Suit filed against
predator control plan for sage grouse
By GREG
STAHL
and The Associated Press
Four
environmental groups filed a lawsuit April 17 to prevent implementation of
a predator control program aimed at helping southern Idaho's struggling
sage grouse population.
Rather than
predators, the groups cite the loss of habitat as the major issue
threatening sage grouse. But an Idaho Department of Fish and Game official
contends the plan is sound even if habitat loss is another significant
factor.
"As
far as I'm concerned, it's a well-designed plan to do predator
removal," said Tom Parker, chief of Fish and Game's Wildlife Bureau.
The federal
lawsuit targets the Wildlife Services operations of the U.S. Department of
Agriculture, as well as the Bureau of Land Management and Forest Service
because predator control will occur on land managed by the agencies.
The
Committee for Idaho's High Desert, Defenders of Wildlife, Idaho
Conservation League and Western Watersheds Project filed the suit.
The groups
won a lawsuit a year ago that required Wildlife Services to conduct an
environmental assessment before beginning predator control. The new
complaint contends the environmental assessment is inadequate because,
among other things, it does not evaluate the impact on predator
populations.
"The
scope of the project involves 31 million acres," said Western
Watersheds Project Executive Director Jon Marvel, of Hailey. "That
qualifies even under the most modest reading of the National Environmental
Policy Act for an Environmental Impact Statement."
Marvel said
the groups already won part of the battle when, Monday, the Department of
Agriculture told Wildlife Services not to implement the plan this year,
pending a decision from the court.
Biologist
Katie Fite, of the Committee for Idaho's High Desert, said the six-year
predator control study is not about science, but politics aimed at
diverting attention from habitat loss.
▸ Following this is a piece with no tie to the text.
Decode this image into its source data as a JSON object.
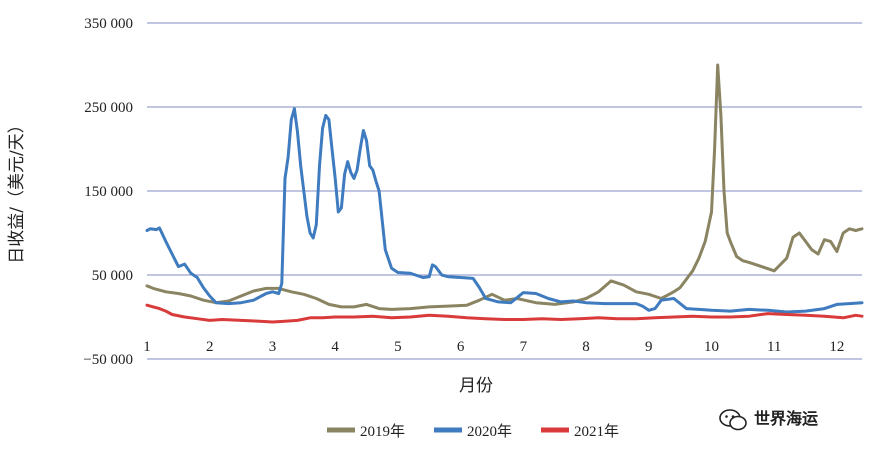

Livestock overgrazing contributes
to that, she said.
"The
agenda here is not research," she said. "It’s expanding
Wildlife Service’s range of killing activities and reverting to the Dark
Ages of widespread predator eradication."
Wildlife
Services, which traditionally protects livestock, crops and the public
from predators, would use traditional control methods including poison,
traps, snares and aerial gunning to kill such animals as ravens, red
foxes, coyotes, raptors, badgers and magpies.
Wildlife
Services has asked the Environmental Protection Agency to approve the use
of M-44s, a poison control method involving the use of spring-loaded baits
that deliver lethal doses of sodium cyanide.
Conservation
groups object, saying it would expand the use of the poison for the first
time beyond predators of livestock and federally protected species.